HANDLE := { u12_hex_htid:[u8_hex_hash:[u12_hex_nodeid] | 0xu32_hex_value }

OPTION_LIST := [ OPTION_LIST ] OPTION

HASHKEY := [ mask u32_hex_value ] [ at 4*int_value ]

CLASSID := { root | none | [u16_major]:u16_minor | u32_hex_value }

OFFSET := [ plus int_value ] [ at 2*int_value ] [ mask u16_hex_value ] [ shift int_value ] [ eat ]

OPTION := { match SELECTOR | action ACTION }

SELECTOR := { u32 VAL_MASK_32 | u16 VAL_MASK_16 | u8 VAL_MASK_8 | ip IP | ip6 IP6 | { tcp | udp } TCPUDP | icmp ICMP | mark VAL_MASK_32 | ether ETHER }

IP := { { src | dst } { default | any | all | ip_address [ / { prefixlen | netmask } ] } AT | { dsfield | ihl | protocol | precedence | icmp_type | icmp_code } VAL_MASK_8 | { sport | dport } VAL_MASK_16 | nofrag | firstfrag | df | mf }

IP6 := { { src | dst } { default | any | all | ip6_address [/prefixlen ] } AT | priority VAL_MASK_8 | { protocol | icmp_type | icmp_code } VAL_MASK_8 | flowlabel VAL_MASK_32 | { sport | dport } VAL_MASK_16 }

TCPUDP := { src | dst } VAL_MASK_16

ICMP := { type VAL_MASK_8 | code VAL_MASK_8 }

ETHER := { src | dst } ether_address AT

VAL_MASK_32 := u32_value u32_hex_mask [ AT ]

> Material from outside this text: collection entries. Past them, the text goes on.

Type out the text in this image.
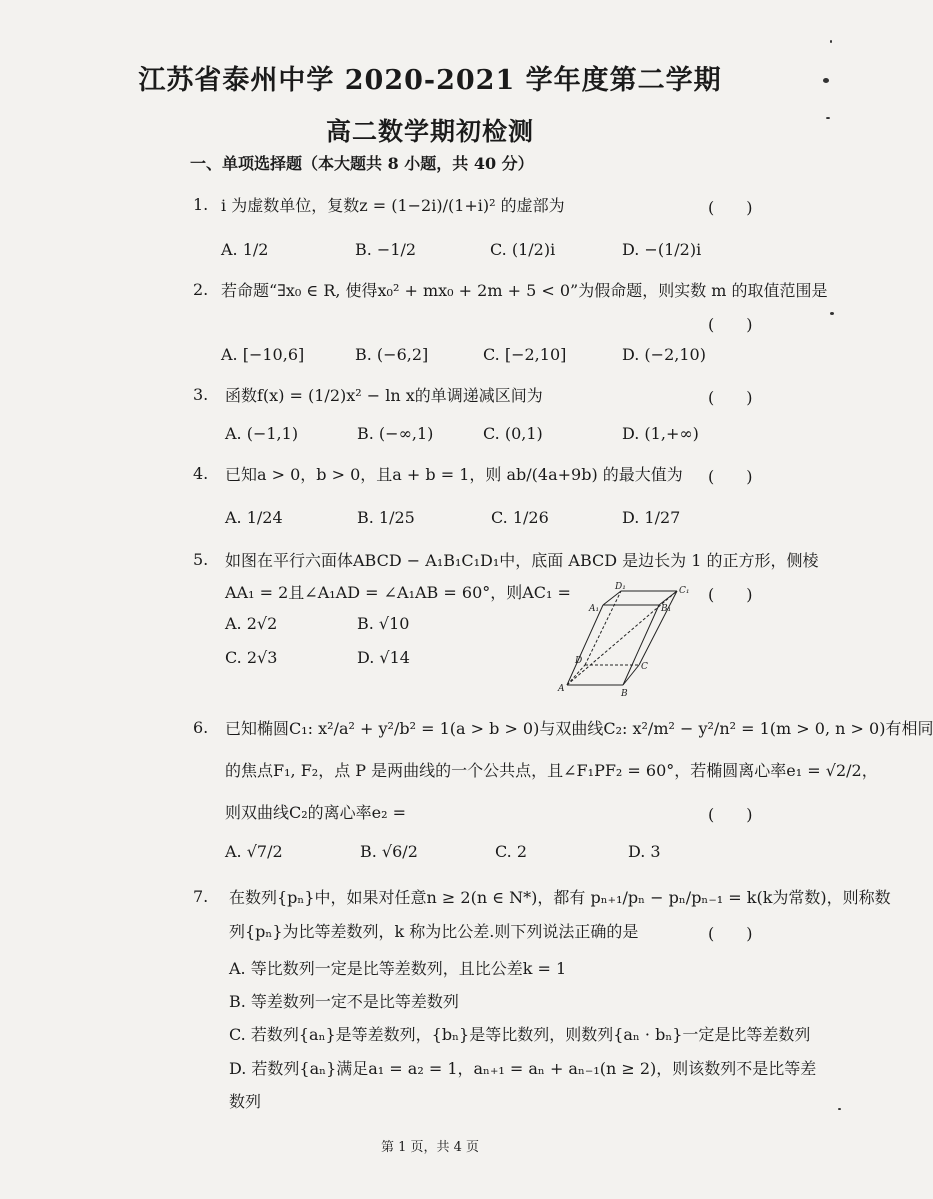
江苏省泰州中学 2020-2021 学年度第二学期
高二数学期初检测
一、单项选择题（本大题共 8 小题，共 40 分）
1. i 为虚数单位，复数z = (1−2i)/(1+i)² 的虚部为	(　　)
A. 1/2	B. −1/2	C. (1/2)i	D. −(1/2)i
2. 若命题“∃x₀ ∈ R, 使得x₀² + mx₀ + 2m + 5 < 0”为假命题，则实数 m 的取值范围是
(　　)
A. [−10,6]	B. (−6,2]	C. [−2,10]	D. (−2,10)
3. 函数f(x) = (1/2)x² − ln x的单调递减区间为	(　　)
A. (−1,1)	B. (−∞,1)	C. (0,1)	D. (1,+∞)
4. 已知a > 0，b > 0，且a + b = 1，则 ab/(4a+9b) 的最大值为 (　　)
A. 1/24	B. 1/25	C. 1/26	D. 1/27
5. 如图在平行六面体ABCD − A₁B₁C₁D₁中，底面 ABCD 是边长为 1 的正方形，侧棱
AA₁ = 2且∠A₁AD = ∠A₁AB = 60°，则AC₁ =	(　　)
A. 2√2	B. √10
C. 2√3	D. √14
D₁	C₁
A₁	B₁
D
C
A	B
6. 已知椭圆C₁: x²/a² + y²/b² = 1(a > b > 0)与双曲线C₂: x²/m² − y²/n² = 1(m > 0, n > 0)有相同
的焦点F₁, F₂，点 P 是两曲线的一个公共点，且∠F₁PF₂ = 60°，若椭圆离心率e₁ = √2/2，
则双曲线C₂的离心率e₂ =	(　　)
A. √7/2	B. √6/2	C. 2	D. 3
7. 在数列{pₙ}中，如果对任意n ≥ 2(n ∈ N*)，都有 pₙ₊₁/pₙ − pₙ/pₙ₋₁ = k(k为常数)，则称数
列{pₙ}为比等差数列，k 称为比公差.则下列说法正确的是	(　　)
A. 等比数列一定是比等差数列，且比公差k = 1
B. 等差数列一定不是比等差数列
C. 若数列{aₙ}是等差数列，{bₙ}是等比数列，则数列{aₙ · bₙ}一定是比等差数列
D. 若数列{aₙ}满足a₁ = a₂ = 1，aₙ₊₁ = aₙ + aₙ₋₁(n ≥ 2)，则该数列不是比等差
数列
第 1 页，共 4 页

VAL_MASK_16 := u16_value u16_hex_mask [ AT ]

VAL_MASK_8 := u8_value u8_hex_mask [ AT ]

AT := [ at [ nexthdr+ ] int_value ]


Описание (Description)

The Universal/Ugly 32bit filter allows to match arbitrary bitfields in the packet. Due to breaking everything down to values, masks and offsets, It is equally powerful and hard to use. Luckily many abstracting directives are present which allow defining rules on a higher level and therefore free the user from having to fiddle with bits and masks in many cases.

There are two general modes of invocation: The first mode creates a new filter to delegate packets to different destinations. Apart from the obvious ones, namely classifying the packet by specifying a CLASSID or calling an action, one may link one filter to another one (or even a list of them), effectively organizing filters into a tree-like hierarchy.

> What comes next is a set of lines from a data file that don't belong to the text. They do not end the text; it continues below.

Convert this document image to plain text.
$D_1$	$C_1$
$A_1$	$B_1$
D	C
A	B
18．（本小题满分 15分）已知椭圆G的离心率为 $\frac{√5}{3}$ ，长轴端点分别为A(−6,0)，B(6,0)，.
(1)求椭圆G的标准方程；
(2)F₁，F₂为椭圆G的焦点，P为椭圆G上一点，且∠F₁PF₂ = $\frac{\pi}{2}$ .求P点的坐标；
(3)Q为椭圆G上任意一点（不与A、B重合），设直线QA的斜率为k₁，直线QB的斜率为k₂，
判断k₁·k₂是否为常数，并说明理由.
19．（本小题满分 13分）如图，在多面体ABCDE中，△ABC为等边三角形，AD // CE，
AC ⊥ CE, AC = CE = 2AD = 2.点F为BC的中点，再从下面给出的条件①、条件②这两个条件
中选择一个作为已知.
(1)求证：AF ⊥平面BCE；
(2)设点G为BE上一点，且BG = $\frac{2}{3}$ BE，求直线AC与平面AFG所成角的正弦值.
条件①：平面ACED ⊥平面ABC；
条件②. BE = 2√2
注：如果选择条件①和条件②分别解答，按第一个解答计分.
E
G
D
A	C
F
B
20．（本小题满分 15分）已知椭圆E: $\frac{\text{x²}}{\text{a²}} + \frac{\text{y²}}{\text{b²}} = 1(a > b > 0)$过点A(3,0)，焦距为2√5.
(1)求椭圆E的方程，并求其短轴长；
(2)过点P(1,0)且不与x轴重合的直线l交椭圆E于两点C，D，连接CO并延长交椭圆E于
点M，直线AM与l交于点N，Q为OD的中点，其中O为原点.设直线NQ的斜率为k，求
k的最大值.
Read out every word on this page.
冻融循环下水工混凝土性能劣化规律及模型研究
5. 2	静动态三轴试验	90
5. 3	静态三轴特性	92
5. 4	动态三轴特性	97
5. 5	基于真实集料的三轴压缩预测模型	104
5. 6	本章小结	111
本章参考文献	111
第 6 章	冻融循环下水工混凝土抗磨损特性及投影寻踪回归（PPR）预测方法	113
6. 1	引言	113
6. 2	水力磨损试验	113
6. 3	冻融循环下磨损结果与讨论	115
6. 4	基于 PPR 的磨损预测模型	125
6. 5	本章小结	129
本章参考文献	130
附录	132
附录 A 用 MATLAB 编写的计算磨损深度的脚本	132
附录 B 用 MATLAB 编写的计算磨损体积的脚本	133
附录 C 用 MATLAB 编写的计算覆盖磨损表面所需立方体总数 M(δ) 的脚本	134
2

Typically filter delegation is done by means of a hash table, which leads to the second mode of invocation: it merely serves to set up these hash tables. Filters can select a hash table and provide a key selector from which a hash is to be computed and used as key to lookup the table's bucket which contains filters for further processing. This is useful if a high number of filters is in use, as the overhead of performing the hash operation and table lookup becomes negligible in that case. Using hashtables with u32 basically involves the following pattern:

(1) Creating a new hash table, specifying it's size using the divisor parameter and ideally a handle by which the table can be identified. If the latter is not given, the kernel chooses one on it's own, which has to be guessed later.

(2) Creating filters which link to the created table in (1) using the link parameter and defining the packet data which the kernel will use to calculate the hashkey.

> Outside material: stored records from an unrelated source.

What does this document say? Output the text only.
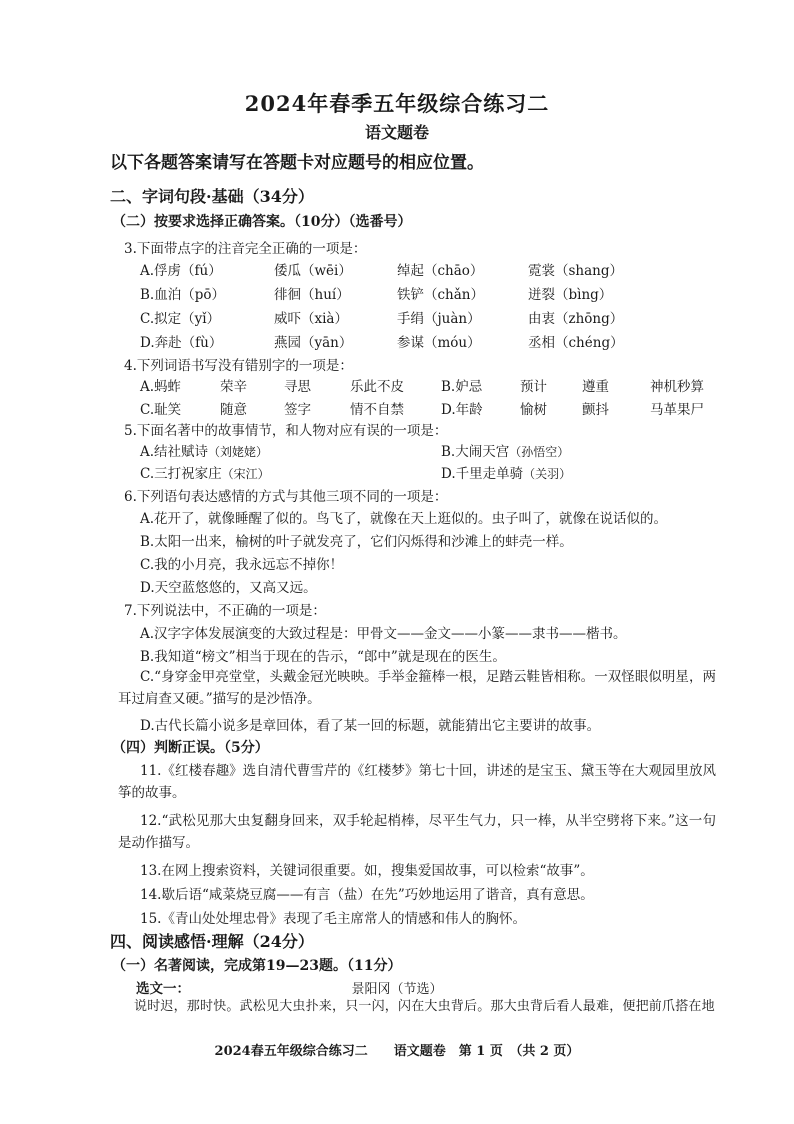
2024年春季五年级综合练习二
语文题卷
以下各题答案请写在答题卡对应题号的相应位置。
二、字词句段·基础（34分）
（二）按要求选择正确答案。（10分）（选番号）
3.下面带点字的注音完全正确的一项是：
A.俘虏（fú）	倭瓜（wēi）	绰起（chāo）	霓裳（shang）
B.血泊（pō）	徘徊（huí）	铁铲（chǎn）	迸裂（bìng）
C.拟定（yǐ）	威吓（xià）	手绢（juàn）	由衷（zhōng）
D.奔赴（fù）	燕园（yān）	参谋（móu）	丞相（chéng）
4.下列词语书写没有错别字的一项是：
A.蚂蚱	荣辛	寻思	乐此不皮	B.妒忌	预计	遵重	神机秒算
C.耻笑	随意	签字	情不自禁	D.年龄	愉树	颤抖	马革果尸
5.下面名著中的故事情节，和人物对应有误的一项是：
A.结社赋诗（刘姥姥）	B.大闹天宫（孙悟空）
C.三打祝家庄（宋江）	D.千里走单骑（关羽）
6.下列语句表达感情的方式与其他三项不同的一项是：
A.花开了，就像睡醒了似的。鸟飞了，就像在天上逛似的。虫子叫了，就像在说话似的。
B.太阳一出来，榆树的叶子就发亮了，它们闪烁得和沙滩上的蚌壳一样。
C.我的小月亮，我永远忘不掉你！
D.天空蓝悠悠的，又高又远。
7.下列说法中，不正确的一项是：
A.汉字字体发展演变的大致过程是：甲骨文——金文——小篆——隶书——楷书。
B.我知道“榜文”相当于现在的告示，“郎中”就是现在的医生。
C.“身穿金甲亮堂堂，头戴金冠光映映。手举金箍棒一根，足踏云鞋皆相称。一双怪眼似明星，两耳过肩查又硬。”描写的是沙悟净。
D.古代长篇小说多是章回体，看了某一回的标题，就能猜出它主要讲的故事。
（四）判断正误。（5分）
11.《红楼春趣》选自清代曹雪芹的《红楼梦》第七十回，讲述的是宝玉、黛玉等在大观园里放风筝的故事。
12.“武松见那大虫复翻身回来，双手轮起梢棒，尽平生气力，只一棒，从半空劈将下来。”这一句是动作描写。
13.在网上搜索资料，关键词很重要。如，搜集爱国故事，可以检索“故事”。
14.歇后语“咸菜烧豆腐——有言（盐）在先”巧妙地运用了谐音，真有意思。
15.《青山处处埋忠骨》表现了毛主席常人的情感和伟人的胸怀。
四、阅读感悟·理解（24分）
（一）名著阅读，完成第19—23题。（11分）
选文一：	景阳冈（节选）
说时迟，那时快。武松见大虫扑来，只一闪，闪在大虫背后。那大虫背后看人最难，便把前爪搭在地
2024春五年级综合练习二　　语文题卷　第 1 页　（共 2 页）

(3) Adding filters to buckets in the hash table from (1). In order to avoid having to know how exactly the kernel creates the hash key, there is the sample parameter, which gives sample data to hash and thereby define the table bucket the filter should be added to.

In fact, even if not explicitly requested u32 creates a hash table for every priority a filter is being added with. The table's size is 1 though, so it is in fact merely a linked list.